The key points highlighted include:

1. Facilitation of lawful trade and travel on secure waterways

To secure ports and waterways and ensure vessel safety, USCG should manage risks to critical infrastructure:

  • through efficient delivery of Coast Guard services;
  • supporting uniform and consistent vessel and facility standards; and
  • promoting resiliency and unity of effort among all MTS stakeholders.

2. Modernization of aids to navigation and other mariner information systems

To make US competitive as a global trading partner, USCG will drive modernization of IT networks and applications to assess, monitor, and manage risk.

The service will optimize traditional navigation systems as we build the next generation waterway management and aids to navigation systems. Further, we’ll seek to adapt regulatory frameworks, applications, and standards to accurately incorporate the implementation of emerging technologies that will transform maritime operations such as autonomous systems and new logistics platforms.

3. Transformation of workforce capacity and partnerships

The maritime operating environment is increasingly complex and the Coast Guard must transform its workforce and strengthen its partnerships with other enabling organizations to meet the increased demand on America’s waterways.

We will leverage the capabilities of Third Party Organizations that conduct work on our behalf, while providing a robust oversight regime that monitors their performance and ensures compliance with required standards...It is imperative to transform the workforce and roles of other enabling organizations to have the capability, experience, and expertise to address the broad spectrum of threats to our national interests.

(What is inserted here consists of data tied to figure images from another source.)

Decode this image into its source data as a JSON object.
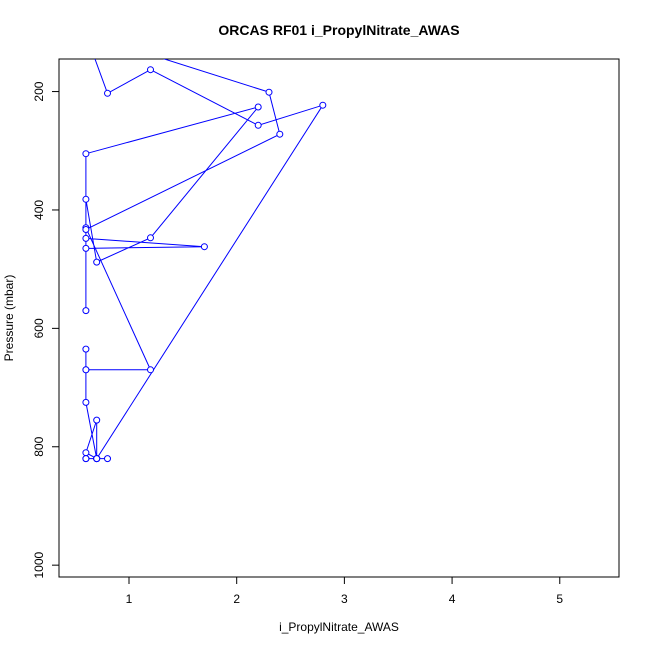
{
  "chart_data": {
    "type": "line",
    "title": "ORCAS RF01 i_PropylNitrate_AWAS",
    "xlabel": "i_PropylNitrate_AWAS",
    "ylabel": "Pressure (mbar)",
    "xlim": [
      0.35,
      5.55
    ],
    "ylim": [
      1020,
      145
    ],
    "y_inverted": true,
    "x_ticks": [
      1,
      2,
      3,
      4,
      5
    ],
    "y_ticks": [
      200,
      400,
      600,
      800,
      1000
    ],
    "grid": false,
    "series": [
      {
        "color": "#0000ff",
        "x": [
          0.7,
          0.6,
          0.7,
          0.7,
          0.6,
          0.6,
          0.6,
          0.6,
          1.2,
          0.6,
          0.6,
          0.6,
          1.7,
          0.6,
          0.6,
          0.7,
          1.2,
          2.2,
          0.6,
          0.6,
          2.4,
          2.3,
          0.6,
          0.8,
          1.2,
          2.2,
          2.8,
          0.7,
          0.6,
          0.6,
          0.7,
          0.8
        ],
        "y": [
          820,
          810,
          755,
          820,
          725,
          670,
          635,
          670,
          670,
          430,
          570,
          465,
          462,
          448,
          382,
          488,
          447,
          226,
          305,
          433,
          272,
          201,
          103,
          203,
          163,
          257,
          223,
          820,
          820,
          820,
          820,
          820
        ]
      }
    ]
  }
}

This document also outlines a number of enabling concepts that will ensure the Service’s long-term success, including:

  • Unity of Effort: The Coast Guard will leverage established partnerships and look for opportunities to build new partnerships within Federal, State, local, and tribal governments and private industry to bring a balanced approach to improving America’s maritime economic competitiveness.
  • Adaptive-Focused Service: The Coast Guard will anticipate change, become more agile, apply lessons-learned, and embrace the fast pace of technology. Service members must be comfortable operating in a dynamic, complex, and ambiguous environment.
  • Marine Transportation as a National Priority: The MTS is vital to America’s prosperity. The Coast Guard will advocate the importance of America’s waterways and articulate how economic and national security is inextricably linked to the MTS.
  • Investment in the Future: The Coast Guard must invest in data and information infrastructure that enables big data analytics and operations research in an environment of increasing complexity of systems, accelerated pace of innovation, and rapid incorporation of new technologies.
  • Situational Awareness: The Coast Guard will provide decision makers real-time, accurate, and actionable information and intelligence for maritime operations. The Coast Guard must understand industry trends, patterns, and threats to the MTS in order to position the Service to address them. The Service must take advantage of emerging technologies to improve situational awareness.
  • International Engagement: The Coast Guard will assertively seek opportunities to be a leader at international maritime regulatory bodies and maximize international relationships with key trading partners to reduce risks to America’s MTS.

The Coast Guard will use its unique law enforcement, intelligence, and regulatory authorities to grow and safeguard maritime commerce in the US, but the challenges facing our waterways require continued collaboration with private sector and government agency stakeholders at every level – local, state, national, and international. We look forward to working with our partners and stakeholders as we execute the lines of effort in the Maritime Commerce Strategic Outlook.